TEST DVD : L’éditeur Ad Vitam ne joint qu’un lot de scènes coupées (14’) peu intéressantes. Le master rend compte des conditions de tournage et de l’usage du format 16mm. Si les volontés artistiques originales sont respectées, les couleurs chatoyantes et pastel apparaissent sensiblement délavées (notamment les teintes vertes), le piqué est quelque peu dénaturé et la gestion des contrastes est aléatoire. Toutefois, la copie affiche une évidente solidité, le grain flatte la rétine et la beauté de la photographie subjugue. Le mixage Dolby Digital italien déçoit par le manque de spatialisation. La piste Stéréo est cependant d’un excellent acabit et nous permet de nous plonger dans ce voyage sensoriel. La richesse de la Stéréo délivre un flot de détails acoustiques pointilleux avec le bourdonnement des abeilles, sans oublier les voix ardentes des comédiens et la balance frontale excellemment équilibrée.

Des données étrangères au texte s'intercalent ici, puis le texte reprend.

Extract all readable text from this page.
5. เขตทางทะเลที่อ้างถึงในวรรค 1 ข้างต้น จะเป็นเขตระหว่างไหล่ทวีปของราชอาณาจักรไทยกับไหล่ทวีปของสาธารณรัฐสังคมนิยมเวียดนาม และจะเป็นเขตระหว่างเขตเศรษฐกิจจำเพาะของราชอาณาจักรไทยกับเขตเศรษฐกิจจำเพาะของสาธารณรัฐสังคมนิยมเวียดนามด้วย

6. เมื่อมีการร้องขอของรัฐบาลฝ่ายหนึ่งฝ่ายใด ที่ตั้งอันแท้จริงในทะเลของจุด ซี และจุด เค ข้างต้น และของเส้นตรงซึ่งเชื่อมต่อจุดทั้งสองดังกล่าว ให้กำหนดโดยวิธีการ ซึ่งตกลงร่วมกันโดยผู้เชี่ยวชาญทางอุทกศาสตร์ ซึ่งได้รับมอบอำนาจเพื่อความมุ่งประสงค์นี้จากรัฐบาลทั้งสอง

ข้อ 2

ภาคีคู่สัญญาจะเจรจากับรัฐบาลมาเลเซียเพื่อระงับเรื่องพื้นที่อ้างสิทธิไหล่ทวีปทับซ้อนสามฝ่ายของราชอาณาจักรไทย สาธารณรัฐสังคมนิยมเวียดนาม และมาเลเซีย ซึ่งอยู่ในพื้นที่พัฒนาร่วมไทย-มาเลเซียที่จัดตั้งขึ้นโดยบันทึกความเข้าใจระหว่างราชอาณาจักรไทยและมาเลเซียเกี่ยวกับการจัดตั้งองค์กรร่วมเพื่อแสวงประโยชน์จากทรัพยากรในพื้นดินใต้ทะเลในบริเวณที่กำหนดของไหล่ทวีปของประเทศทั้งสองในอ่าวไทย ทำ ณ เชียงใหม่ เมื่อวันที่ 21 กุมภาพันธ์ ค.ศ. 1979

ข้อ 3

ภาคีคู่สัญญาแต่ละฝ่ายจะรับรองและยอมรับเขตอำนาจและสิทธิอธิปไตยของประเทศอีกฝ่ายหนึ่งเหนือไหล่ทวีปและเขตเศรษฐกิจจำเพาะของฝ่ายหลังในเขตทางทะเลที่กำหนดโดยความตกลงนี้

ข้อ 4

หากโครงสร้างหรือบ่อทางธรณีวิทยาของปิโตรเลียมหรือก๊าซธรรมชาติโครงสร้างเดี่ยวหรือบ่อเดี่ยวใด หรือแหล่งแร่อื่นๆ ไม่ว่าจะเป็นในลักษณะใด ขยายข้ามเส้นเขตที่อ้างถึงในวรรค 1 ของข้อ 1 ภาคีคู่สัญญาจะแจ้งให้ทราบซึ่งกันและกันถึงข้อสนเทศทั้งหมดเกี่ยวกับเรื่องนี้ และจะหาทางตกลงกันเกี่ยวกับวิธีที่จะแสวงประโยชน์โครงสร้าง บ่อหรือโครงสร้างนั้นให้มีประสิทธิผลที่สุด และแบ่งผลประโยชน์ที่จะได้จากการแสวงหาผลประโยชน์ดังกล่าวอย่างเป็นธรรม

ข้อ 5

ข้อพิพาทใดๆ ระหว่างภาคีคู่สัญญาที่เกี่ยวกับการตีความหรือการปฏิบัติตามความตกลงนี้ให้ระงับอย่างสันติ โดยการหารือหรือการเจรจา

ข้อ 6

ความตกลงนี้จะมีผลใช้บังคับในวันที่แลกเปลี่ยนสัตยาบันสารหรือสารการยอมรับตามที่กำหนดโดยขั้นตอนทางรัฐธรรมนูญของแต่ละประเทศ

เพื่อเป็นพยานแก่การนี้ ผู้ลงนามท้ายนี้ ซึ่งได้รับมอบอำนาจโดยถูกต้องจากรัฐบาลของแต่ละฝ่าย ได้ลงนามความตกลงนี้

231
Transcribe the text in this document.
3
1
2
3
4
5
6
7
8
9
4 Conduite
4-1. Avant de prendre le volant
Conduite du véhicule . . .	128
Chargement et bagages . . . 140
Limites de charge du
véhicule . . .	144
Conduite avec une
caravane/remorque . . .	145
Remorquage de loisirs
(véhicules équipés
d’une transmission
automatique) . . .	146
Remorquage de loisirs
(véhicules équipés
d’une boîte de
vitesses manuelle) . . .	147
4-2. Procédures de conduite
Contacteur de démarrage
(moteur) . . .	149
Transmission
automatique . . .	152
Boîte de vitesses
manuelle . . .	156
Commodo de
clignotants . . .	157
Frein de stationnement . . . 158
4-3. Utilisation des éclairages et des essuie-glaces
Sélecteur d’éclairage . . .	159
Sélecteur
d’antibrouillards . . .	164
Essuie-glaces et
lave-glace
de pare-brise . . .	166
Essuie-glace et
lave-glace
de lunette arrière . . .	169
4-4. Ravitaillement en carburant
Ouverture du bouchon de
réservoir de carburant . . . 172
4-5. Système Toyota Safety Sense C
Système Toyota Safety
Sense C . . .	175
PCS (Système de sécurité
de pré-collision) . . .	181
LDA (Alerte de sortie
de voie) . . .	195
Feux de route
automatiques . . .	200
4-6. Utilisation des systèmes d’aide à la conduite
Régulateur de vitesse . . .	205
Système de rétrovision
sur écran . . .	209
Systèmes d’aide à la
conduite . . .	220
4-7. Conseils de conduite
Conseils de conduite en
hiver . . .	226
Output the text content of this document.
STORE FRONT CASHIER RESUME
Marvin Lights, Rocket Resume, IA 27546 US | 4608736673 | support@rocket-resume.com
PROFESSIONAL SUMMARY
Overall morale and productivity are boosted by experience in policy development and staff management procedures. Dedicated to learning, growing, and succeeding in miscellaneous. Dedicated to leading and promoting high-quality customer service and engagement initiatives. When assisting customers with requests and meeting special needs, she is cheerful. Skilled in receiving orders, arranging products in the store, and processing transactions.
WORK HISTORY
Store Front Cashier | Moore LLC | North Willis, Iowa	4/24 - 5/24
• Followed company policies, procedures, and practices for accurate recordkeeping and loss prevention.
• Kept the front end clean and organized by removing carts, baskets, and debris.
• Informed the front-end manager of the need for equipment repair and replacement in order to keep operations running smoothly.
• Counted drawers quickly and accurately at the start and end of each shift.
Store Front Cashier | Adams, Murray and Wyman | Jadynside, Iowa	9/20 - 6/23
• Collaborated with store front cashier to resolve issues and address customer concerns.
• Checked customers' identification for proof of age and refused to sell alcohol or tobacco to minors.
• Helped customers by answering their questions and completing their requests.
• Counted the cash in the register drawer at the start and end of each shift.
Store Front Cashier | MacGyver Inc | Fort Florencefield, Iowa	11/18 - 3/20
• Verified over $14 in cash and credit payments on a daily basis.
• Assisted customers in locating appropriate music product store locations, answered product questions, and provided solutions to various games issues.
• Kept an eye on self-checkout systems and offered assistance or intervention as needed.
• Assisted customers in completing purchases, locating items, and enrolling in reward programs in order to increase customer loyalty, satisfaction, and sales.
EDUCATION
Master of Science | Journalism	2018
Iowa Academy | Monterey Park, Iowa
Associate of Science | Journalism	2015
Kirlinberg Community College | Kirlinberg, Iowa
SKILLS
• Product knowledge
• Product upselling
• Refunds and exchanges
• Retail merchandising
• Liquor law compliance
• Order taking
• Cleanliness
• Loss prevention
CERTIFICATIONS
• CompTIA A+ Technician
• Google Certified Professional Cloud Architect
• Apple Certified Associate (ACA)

Les sous-titres français sont imposés.
- LES MERVEILLES (Le Meraviglie) écrit et réalisé par Alice Rohrwacher, disponible en DVD depuis le 16 septembre 2015.
- Avec : Alba Rohrwacher, Maria Alexandra Lungu, Sam Louwyck, Sabine Timoteo, Agnese Graziani, Monica Bellucci, Luis Huilca Logrono, Eva Morrow, Maris Stella Morrow…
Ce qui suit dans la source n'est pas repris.